Sunday, January 10, 2010: 11:00 AM
Edward C (Hyatt)
Ingrid Bleynat , Harvard University, Cambridge, MA
Using material from presidential archives, Gobernación reports, and newspaper articles, this paper explores the participation of Mexico City's public market vendors in urban politics and social conflicts. During this period the city witnessed rapid economic growth, partly driven by the support that capitalists obtained from the government. This process underlay a negotiated class peace that required that state actors kept prices for wage goods low. As a locus of retail transactions, markets were ridden with tension. Conflict erupted as the government fixed prices, encouraged direct sales from producers, and supplied subsidized foodstuffs. Producers big and small, large-scale merchants from the city, and market vendors competed over the distribution of profit margins. Complicating the situation further, population growth led to increasing numbers of peddlers, who clashed with market vendors.
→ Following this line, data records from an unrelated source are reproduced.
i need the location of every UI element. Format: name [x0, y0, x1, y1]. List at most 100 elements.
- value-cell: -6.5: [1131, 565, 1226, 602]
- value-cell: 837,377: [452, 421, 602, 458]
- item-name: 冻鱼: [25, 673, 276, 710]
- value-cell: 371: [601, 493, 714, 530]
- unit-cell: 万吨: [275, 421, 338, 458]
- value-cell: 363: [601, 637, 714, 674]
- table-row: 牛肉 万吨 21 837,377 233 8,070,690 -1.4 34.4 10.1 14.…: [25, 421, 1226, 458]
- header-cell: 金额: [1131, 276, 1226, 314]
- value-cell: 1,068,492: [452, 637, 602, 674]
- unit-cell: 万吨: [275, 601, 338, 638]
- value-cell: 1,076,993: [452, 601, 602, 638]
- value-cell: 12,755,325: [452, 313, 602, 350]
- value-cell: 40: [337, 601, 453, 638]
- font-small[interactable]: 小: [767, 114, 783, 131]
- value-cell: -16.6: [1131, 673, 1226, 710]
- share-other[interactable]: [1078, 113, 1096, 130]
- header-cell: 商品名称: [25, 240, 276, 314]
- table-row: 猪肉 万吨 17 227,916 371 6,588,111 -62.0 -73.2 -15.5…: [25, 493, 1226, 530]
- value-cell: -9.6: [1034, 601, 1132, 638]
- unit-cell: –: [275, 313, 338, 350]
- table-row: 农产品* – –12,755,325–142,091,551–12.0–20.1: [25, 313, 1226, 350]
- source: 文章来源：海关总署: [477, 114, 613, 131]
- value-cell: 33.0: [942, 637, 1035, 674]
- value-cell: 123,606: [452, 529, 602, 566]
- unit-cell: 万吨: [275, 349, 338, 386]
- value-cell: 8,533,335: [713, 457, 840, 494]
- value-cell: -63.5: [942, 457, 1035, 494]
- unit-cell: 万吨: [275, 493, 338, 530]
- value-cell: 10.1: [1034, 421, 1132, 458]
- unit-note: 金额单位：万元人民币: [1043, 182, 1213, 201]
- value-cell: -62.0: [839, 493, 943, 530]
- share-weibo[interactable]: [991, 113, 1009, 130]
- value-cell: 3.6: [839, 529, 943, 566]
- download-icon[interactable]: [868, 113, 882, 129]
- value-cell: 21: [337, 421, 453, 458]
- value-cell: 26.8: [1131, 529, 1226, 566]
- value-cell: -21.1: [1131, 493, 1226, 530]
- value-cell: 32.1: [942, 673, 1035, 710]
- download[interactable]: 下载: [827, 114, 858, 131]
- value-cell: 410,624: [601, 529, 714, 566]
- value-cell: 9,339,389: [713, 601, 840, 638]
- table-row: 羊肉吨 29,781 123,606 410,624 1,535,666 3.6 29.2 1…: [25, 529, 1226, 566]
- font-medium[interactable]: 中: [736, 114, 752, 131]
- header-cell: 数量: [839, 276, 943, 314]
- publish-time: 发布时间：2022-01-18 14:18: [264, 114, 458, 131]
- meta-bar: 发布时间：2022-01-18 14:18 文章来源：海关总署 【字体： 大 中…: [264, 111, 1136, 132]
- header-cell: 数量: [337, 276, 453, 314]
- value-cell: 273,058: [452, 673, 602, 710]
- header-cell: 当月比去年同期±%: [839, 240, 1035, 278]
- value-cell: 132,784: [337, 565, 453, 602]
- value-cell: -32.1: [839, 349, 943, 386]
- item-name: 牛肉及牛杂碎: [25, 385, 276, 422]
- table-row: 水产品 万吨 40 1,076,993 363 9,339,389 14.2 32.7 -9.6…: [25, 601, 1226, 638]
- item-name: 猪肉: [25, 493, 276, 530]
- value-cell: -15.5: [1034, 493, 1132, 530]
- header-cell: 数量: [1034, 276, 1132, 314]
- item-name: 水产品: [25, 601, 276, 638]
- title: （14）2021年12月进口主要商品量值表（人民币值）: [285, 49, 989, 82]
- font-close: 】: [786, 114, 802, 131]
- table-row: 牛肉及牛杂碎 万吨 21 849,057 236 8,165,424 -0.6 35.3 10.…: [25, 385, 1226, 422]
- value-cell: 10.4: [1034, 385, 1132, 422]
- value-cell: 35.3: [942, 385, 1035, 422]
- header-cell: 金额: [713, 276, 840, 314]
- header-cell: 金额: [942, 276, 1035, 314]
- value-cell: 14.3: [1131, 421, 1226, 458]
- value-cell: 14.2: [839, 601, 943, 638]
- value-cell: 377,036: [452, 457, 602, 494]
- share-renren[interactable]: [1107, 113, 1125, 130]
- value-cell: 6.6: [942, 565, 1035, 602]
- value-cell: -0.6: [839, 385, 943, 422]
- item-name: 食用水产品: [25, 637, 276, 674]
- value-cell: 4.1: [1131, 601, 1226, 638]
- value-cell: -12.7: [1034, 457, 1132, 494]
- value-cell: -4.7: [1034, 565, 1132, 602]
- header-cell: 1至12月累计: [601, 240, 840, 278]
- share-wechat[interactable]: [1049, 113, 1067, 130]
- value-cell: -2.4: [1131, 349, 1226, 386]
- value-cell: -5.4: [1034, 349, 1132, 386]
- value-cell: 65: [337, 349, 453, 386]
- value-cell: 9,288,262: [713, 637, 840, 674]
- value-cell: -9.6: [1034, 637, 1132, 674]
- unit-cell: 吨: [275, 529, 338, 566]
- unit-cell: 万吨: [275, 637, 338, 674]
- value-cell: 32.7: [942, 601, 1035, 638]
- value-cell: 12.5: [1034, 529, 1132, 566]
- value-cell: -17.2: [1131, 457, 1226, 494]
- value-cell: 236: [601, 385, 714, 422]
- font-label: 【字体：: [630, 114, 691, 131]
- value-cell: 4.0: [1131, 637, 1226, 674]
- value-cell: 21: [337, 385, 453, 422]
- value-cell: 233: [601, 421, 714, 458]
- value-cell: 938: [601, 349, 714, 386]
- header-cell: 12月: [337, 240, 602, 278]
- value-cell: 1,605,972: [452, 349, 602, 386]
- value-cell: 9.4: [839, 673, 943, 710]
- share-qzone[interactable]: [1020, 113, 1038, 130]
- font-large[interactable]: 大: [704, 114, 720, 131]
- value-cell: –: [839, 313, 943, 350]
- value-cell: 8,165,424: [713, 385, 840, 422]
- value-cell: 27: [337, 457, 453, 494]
Building upon previous organizational experience vendors dealt with these challenges by making use of corporatist political structures. Not only did they participate in national electoral campaigns but they also elected sympathetic congressmen by means of the CNOP, and strengthened vendor civil associations to lobby at the local level. Through these institutions and organizations vendors sought to secure their position as retailers by gaining access to improved market infrastructure, protection from competition, and arbitration in distributional struggles. At stake was the livelihood of vendors and their families, and the construction of a way of life that was increasingly middle class. The transformation of markets, the repression of peddlers, and the market building boom show how influential organized vendors became in city politics.